Pierwszy dzień polskiej prezydencji zastał mnie w podróży … na urlop jak zwykle do Grecji…. Okazało się ze jednak pomimo koktajli Mołotowa i kamieni przyjęli program oszczędnościowy i wobec tego wypakowali bagaże i rozwieźli turystów po hotelach.  Słońce i morze , niewzruszone na stopy procentowe i problemy sektora bankowego – wspaniałe. W hotelu z nadzieją patrzę na polskie programy telewizyjne  i jest TV Polonia. Właśnie transmituje na żywo jakiś koncert  inauguracyjny (Polska prezydencja). Nie wiem czy wszyscy widzieli program TV Polonia – warto ale krótko. Na kablówce zwykle wstydliwie jest skrywany na numerach powyżej 250 pomiędzy TV Kurdystan i  47-my program lokalny włoskiej telewizji. Za granica to wizytówka Polski i nadzieja dla naszych rodaków na kontakt z krajem i językiem. I co wszyscy dostają  …. (tu każdy normalny człowiek powiedziałby – filmy, aktualną muzykę, wiadomości i jak najwięcej polskiej zabawy i radości). Każdy kto oglądał – wie że nieprawda. Są tylko wiadomości (Telexpress i Dziennik transmisja o 19.30 ) a oprócz tego … martyrologia (przeważnie II wojna światowa, wydarzenia na Kresach i inne tragedie narodu polskiego), muzyka poważna (Chopin i inne koncerty filharmoniczne gównie na żywo), a także dinozaury polskiej sceny muzycznej (właśnie śpiewa Dąbrowski – „Do zakochania jedne krok” – to chyba jakiś kolega Fogga (o którym już w starym kawale mumia egipska po wykopaniu pytała archeologa czy jeszcze w Polsce śpiewa). Na osłodę zestaw – programy publicystyczne o problemach socjologicznych i pamięci narodowej oraz jako  bonus dawne odcinki Barwy Szczęścia.  Z nowych rzeczy tylko reklamy proszku do prania i sieci komórkowych. Jakbym był Polakiem emigrantem – po oglądaniu tego programu – tylko utwierdził w przekonaniu że wyjazd z nad Wisły lub Odry był najlepszym pomysłem albo zmienił nazwisko żeby nie było –ski na końcu. Koncert inauguracyjny – był chyba też specjalny dla TV Polonia bo padłem po 10 minutach brzdąkania (może widziałem jakieś kiepskie kawałki)  i zasnąłem głęboko.
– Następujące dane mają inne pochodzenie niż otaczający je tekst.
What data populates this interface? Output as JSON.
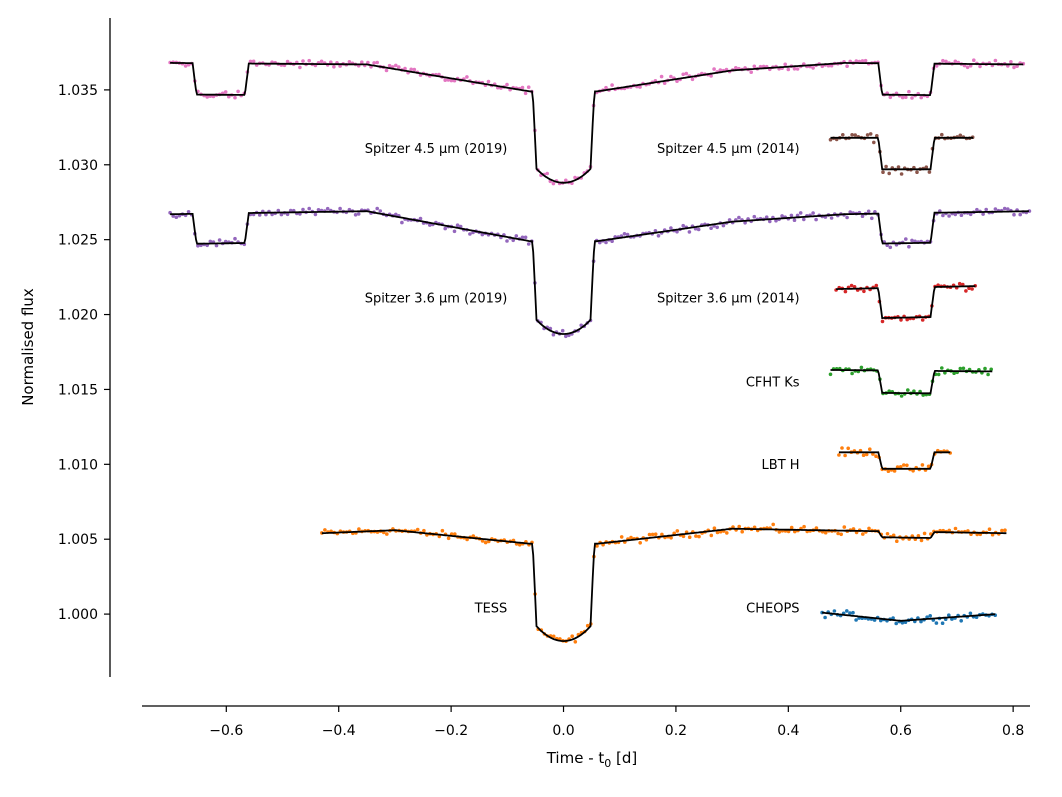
{
  "chart_data": {
    "type": "scatter",
    "title": "",
    "xlabel": "Time - t",
    "xlabel_sub": "0",
    "xlabel_unit": " [d]",
    "ylabel": "Normalised flux",
    "xlim": [
      -0.75,
      0.83
    ],
    "ylim": [
      0.9958,
      1.0398
    ],
    "xticks": [
      -0.6,
      -0.4,
      -0.2,
      0.0,
      0.2,
      0.4,
      0.6,
      0.8
    ],
    "xtick_labels": [
      "−0.6",
      "−0.4",
      "−0.2",
      "0.0",
      "0.2",
      "0.4",
      "0.6",
      "0.8"
    ],
    "yticks": [
      1.0,
      1.005,
      1.01,
      1.015,
      1.02,
      1.025,
      1.03,
      1.035
    ],
    "ytick_labels": [
      "1.000",
      "1.005",
      "1.010",
      "1.015",
      "1.020",
      "1.025",
      "1.030",
      "1.035"
    ],
    "grid": false,
    "legend": "none",
    "series": [
      {
        "label": "TESS",
        "color": "#ff7f0e",
        "x_range": [
          -0.43,
          0.79
        ],
        "base": 1.0055,
        "trend": [
          [
            -0.43,
            1.0054
          ],
          [
            -0.3,
            1.0056
          ],
          [
            -0.06,
            1.0047
          ],
          [
            0.06,
            1.0047
          ],
          [
            0.3,
            1.0057
          ],
          [
            0.45,
            1.0056
          ],
          [
            0.79,
            1.0054
          ]
        ],
        "transits": [
          {
            "t0": 0.0,
            "depth": 0.0065,
            "halfwidth": 0.055,
            "shape": "curved"
          },
          {
            "t0": 0.61,
            "depth": 0.0004,
            "halfwidth": 0.05,
            "shape": "flat"
          }
        ]
      },
      {
        "label": "CHEOPS",
        "color": "#1f77b4",
        "x_range": [
          0.46,
          0.77
        ],
        "base": 1.0,
        "trend": [
          [
            0.46,
            1.0001
          ],
          [
            0.6,
            0.99955
          ],
          [
            0.77,
            1.0
          ]
        ],
        "transits": []
      },
      {
        "label": "LBT H",
        "color": "#ff7f0e",
        "x_range": [
          0.49,
          0.69
        ],
        "base": 1.0108,
        "trend": [
          [
            0.49,
            1.0108
          ],
          [
            0.69,
            1.0108
          ]
        ],
        "transits": [
          {
            "t0": 0.61,
            "depth": 0.0011,
            "halfwidth": 0.05,
            "shape": "flat"
          }
        ]
      },
      {
        "label": "CFHT Ks",
        "color": "#2ca02c",
        "x_range": [
          0.475,
          0.765
        ],
        "base": 1.0162,
        "trend": [
          [
            0.475,
            1.0163
          ],
          [
            0.765,
            1.0162
          ]
        ],
        "transits": [
          {
            "t0": 0.61,
            "depth": 0.0015,
            "halfwidth": 0.05,
            "shape": "flat"
          }
        ]
      },
      {
        "label": "Spitzer 3.6 μm (2014)",
        "color": "#d62728",
        "x_range": [
          0.485,
          0.735
        ],
        "base": 1.0218,
        "trend": [
          [
            0.485,
            1.0217
          ],
          [
            0.735,
            1.0219
          ]
        ],
        "transits": [
          {
            "t0": 0.61,
            "depth": 0.002,
            "halfwidth": 0.05,
            "shape": "flat"
          }
        ]
      },
      {
        "label": "Spitzer 3.6 μm (2019)",
        "color": "#9467bd",
        "x_range": [
          -0.7,
          0.83
        ],
        "base": 1.0268,
        "trend": [
          [
            -0.7,
            1.0267
          ],
          [
            -0.35,
            1.0269
          ],
          [
            -0.06,
            1.0249
          ],
          [
            0.06,
            1.0249
          ],
          [
            0.3,
            1.0262
          ],
          [
            0.5,
            1.0267
          ],
          [
            0.83,
            1.0269
          ]
        ],
        "transits": [
          {
            "t0": -0.61,
            "depth": 0.002,
            "halfwidth": 0.05,
            "shape": "flat"
          },
          {
            "t0": 0.0,
            "depth": 0.0062,
            "halfwidth": 0.055,
            "shape": "curved"
          },
          {
            "t0": 0.61,
            "depth": 0.002,
            "halfwidth": 0.05,
            "shape": "flat"
          }
        ]
      },
      {
        "label": "Spitzer 4.5 μm (2014)",
        "color": "#8c564b",
        "x_range": [
          0.475,
          0.73
        ],
        "base": 1.0318,
        "trend": [
          [
            0.475,
            1.0318
          ],
          [
            0.73,
            1.0318
          ]
        ],
        "transits": [
          {
            "t0": 0.61,
            "depth": 0.0021,
            "halfwidth": 0.05,
            "shape": "flat"
          }
        ]
      },
      {
        "label": "Spitzer 4.5 μm (2019)",
        "color": "#e377c2",
        "x_range": [
          -0.7,
          0.82
        ],
        "base": 1.0368,
        "trend": [
          [
            -0.7,
            1.0368
          ],
          [
            -0.35,
            1.0367
          ],
          [
            -0.06,
            1.0349
          ],
          [
            0.06,
            1.0349
          ],
          [
            0.3,
            1.0363
          ],
          [
            0.5,
            1.0368
          ],
          [
            0.82,
            1.0367
          ]
        ],
        "transits": [
          {
            "t0": -0.61,
            "depth": 0.0021,
            "halfwidth": 0.05,
            "shape": "flat"
          },
          {
            "t0": 0.0,
            "depth": 0.0061,
            "halfwidth": 0.055,
            "shape": "curved"
          },
          {
            "t0": 0.61,
            "depth": 0.0021,
            "halfwidth": 0.05,
            "shape": "flat"
          }
        ]
      }
    ],
    "annotations": [
      {
        "text": "Spitzer 4.5 μm (2019)",
        "x": -0.1,
        "y": 1.0308,
        "anchor": "end"
      },
      {
        "text": "Spitzer 4.5 μm (2014)",
        "x": 0.42,
        "y": 1.0308,
        "anchor": "end"
      },
      {
        "text": "Spitzer 3.6 μm (2019)",
        "x": -0.1,
        "y": 1.0208,
        "anchor": "end"
      },
      {
        "text": "Spitzer 3.6 μm (2014)",
        "x": 0.42,
        "y": 1.0208,
        "anchor": "end"
      },
      {
        "text": "CFHT Ks",
        "x": 0.42,
        "y": 1.0152,
        "anchor": "end"
      },
      {
        "text": "LBT H",
        "x": 0.42,
        "y": 1.0097,
        "anchor": "end"
      },
      {
        "text": "TESS",
        "x": -0.1,
        "y": 1.0001,
        "anchor": "end"
      },
      {
        "text": "CHEOPS",
        "x": 0.42,
        "y": 1.0001,
        "anchor": "end"
      }
    ]
  }
}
Niezależnie jednak od muzyki i telewizji – problemy prezydencji pozostają – szczególnie w dziedzinie energetyki. Polska – mając swoje pięć minut – nawet w tym lekko pozorowanym (bo nie do końca związanym z realnymi decyzjami) przewodnictwem w Unii – wpada wprost na minę europejskiej polityki energetycznej. Problemy są dobrze znane i zidentyfikowane – o tyle wiadomo z czym mamy do czynienia. Polityka klimatyczna – pakiety związane ze ścieżką redukcji emisji CO2 do 2020 i dalej do 2050 ale i także europejskie regulacje dotyczące tzw. zintegrowanych zanieczyszczeń z instalacji przemysłowych (IPPC) , ostrzejsze normy dla małych instalacji energetycznych i ciepłowni, wymagania dotyczące wykorzystania energii odnawialnej – wszystko przyciska Polskę ekonomicznie do ściany. Sytuacja negocjacyjna jest bardzo trudna i pozostawia niewiele pola do manewru bo akurat w kwestii energetyki – interesy Polski są zupełnie nieskorelowane z interesami większości większych i mniejszych krajów europejskich. Europa najbardziej uprzemysłowionych krajów – pcha w kierunku zaostrzonych regulacji, albo żeby rozwijać własny przemysł (związany z nowymi technologiami dla energetyki) – to Niemcy, albo posiada zasoby energii odnawialnej lub jądrowej i korzysta z wzrostowej ścieżki cen energii (Francja, Skandynawia). Inne kraje są za słabe, żeby wypowiedzieć własne zdanie (nie chcą marnować zdolności negocjacyjnych), a dla nich pozostaje furtka korzystania z paliw gazowych i wtedy stosunkowo neutralnego podejścia do przyszłych zmian. Sojuszników – państw dla których nowe regulacje – zwłaszcza ograniczenia emisji CO2 z elektrowni węglowych możemy jedynie szukać w Czechach , Włoszech i … Grecji (akurat zajętej innymi sprawami). Naprawdę trudno jest wobec tego skonstruować  sensowną koalicję – czego dowodem było ostatnie niespodziewane głosowanie w sprawie unijnej ścieżki redukcji emisji CO2 do roku 2050 (Polska zawetowała – jako jedyna, a wszystkie inne kraje były za). Wydaje się, że nawet jeśli ktoś podziela zdanie Polski, to nie będzie angażował się bezpośrednio (po co tracić pole negocjacji) wiedząc, że dla nas to sprawa być albo nie być …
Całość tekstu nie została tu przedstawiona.